U.S. oil drilling regulator ignored experts' red flags on environmental risks
Tuesday, May 25, 2010
The federal agency responsible for regulating U.S. offshore oil drilling repeatedly ignored warnings from government scientists about environmental risks in its push to approve energy exploration activities quickly, according to numerous documents and interviews.
Minerals Management Service officials, who can receive cash bonuses in the thousands of dollars based in large part on meeting federal deadlines for leasing offshore oil and gas exploration, frequently changed documents and bypassed legal requirements aimed at protecting the marine environment, the documents show.
This has dramatically weakened the scientific checks on offshore drilling that were established under landmark laws such as the Marine Mammal Protection Act and the National Environmental Policy Act, say those who have worked with the MMS, which is part of the Interior Department.
"It's a war between the biologists and the engineers," said Thomas A. Campbell, who served as the National Oceanic and Atmospheric Administration's general counsel under President George H.W. Bush. "They just have a very different worldview, and sometimes the engineers simply don't listen to the biologists."
Interviews and documents show numerous examples in which senior officials discounted scientific data and advice -- even from scientists elsewhere in the federal government -- that would have impeded oil and gas companies drilling offshore.
Under the Bush and Obama administrations, red flags raised by scientists at NOAA and the Marine Mammal Commission have gone unheeded. Obama officials say they are taking steps to ensure that science guides drilling decisions; former agency officials say such questions are rarely as simple as they seem.
Process for leases
Several instances involving the leasing process for a section of Alaska's Beaufort Sea and the Gulf of Mexico illustrate the problems the agency faces.
In 2006, then-MMS biologist Jeff Childs wrote a detailed analysis of how the Exxon Valdez spill had harmed generations of fish in Alaska's Prince William Sound and how a future spill could do the same in the Beaufort Sea.

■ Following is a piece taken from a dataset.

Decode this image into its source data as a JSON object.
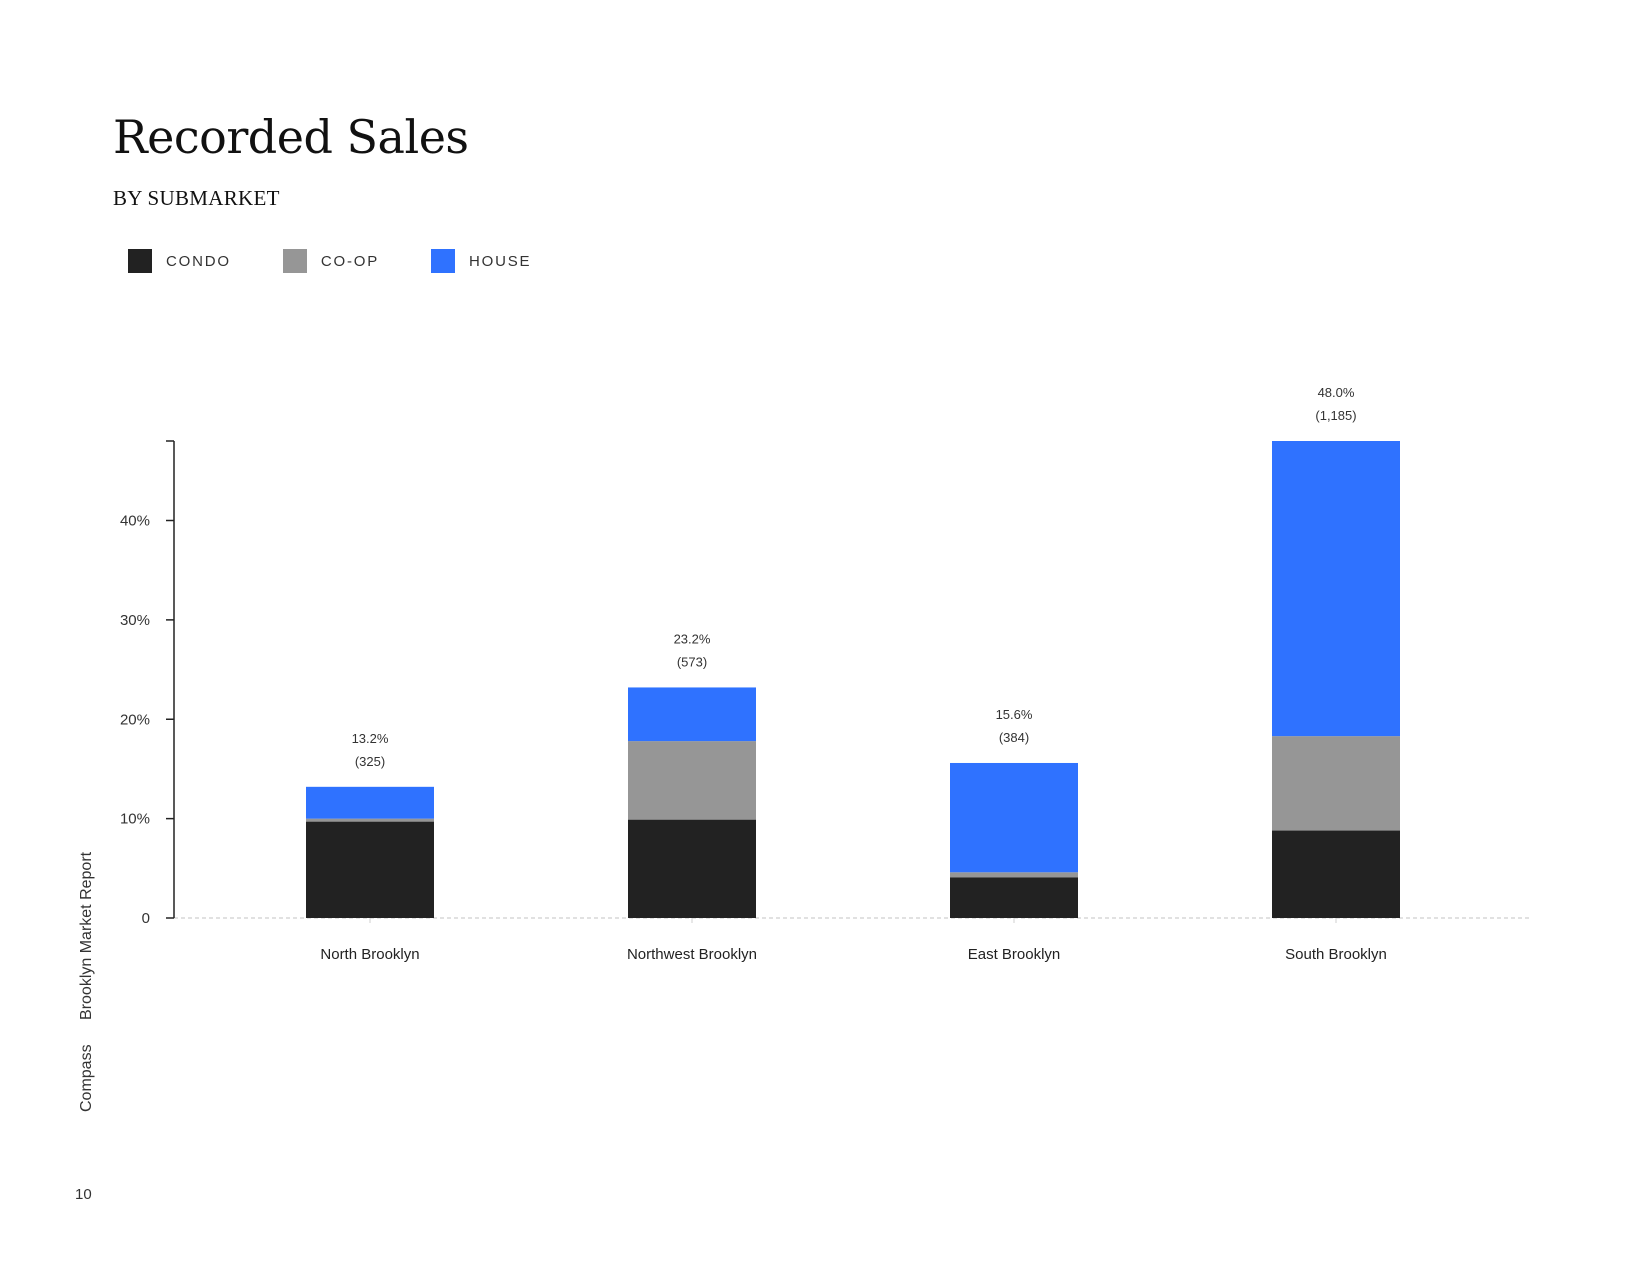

But Childs's conclusion that "a large oil spill . . . is likely to result in significant adverse effects on local [fish] populations requiring three or more generations to recover" would have forced the MMS to conduct a full environmental impact statement before auctioning off a lease in the Beaufort Sea.
"I have concerns about Jeff's analysis and will not insert it into the [environmental assessment] being sent to HQ at this time," Deborah Cranswick, chief of the environmental assessment section at the MMS, wrote in an e-mail June 23 to her Alaska colleagues. "I believe that Regional management needs to review it first because Jeff has concluded new significant impacts from oil spills. This will trigger an [environmental impact statement] -- and thus delay the lease for at least a year."
Six days later, Paul Stang, Alaska's MMS regional supervisor for leasing and environment, sent a hand-written note to Childs saying, "As you know, a conclusion of significance under [the National Environmental Policy Act] means an EIS and delay in sale 202. That would, as you can imagine, not go over well with HQ and others."
When Childs balked at deleting the finding, another manager rewrote it so that the lease process could move ahead without delay.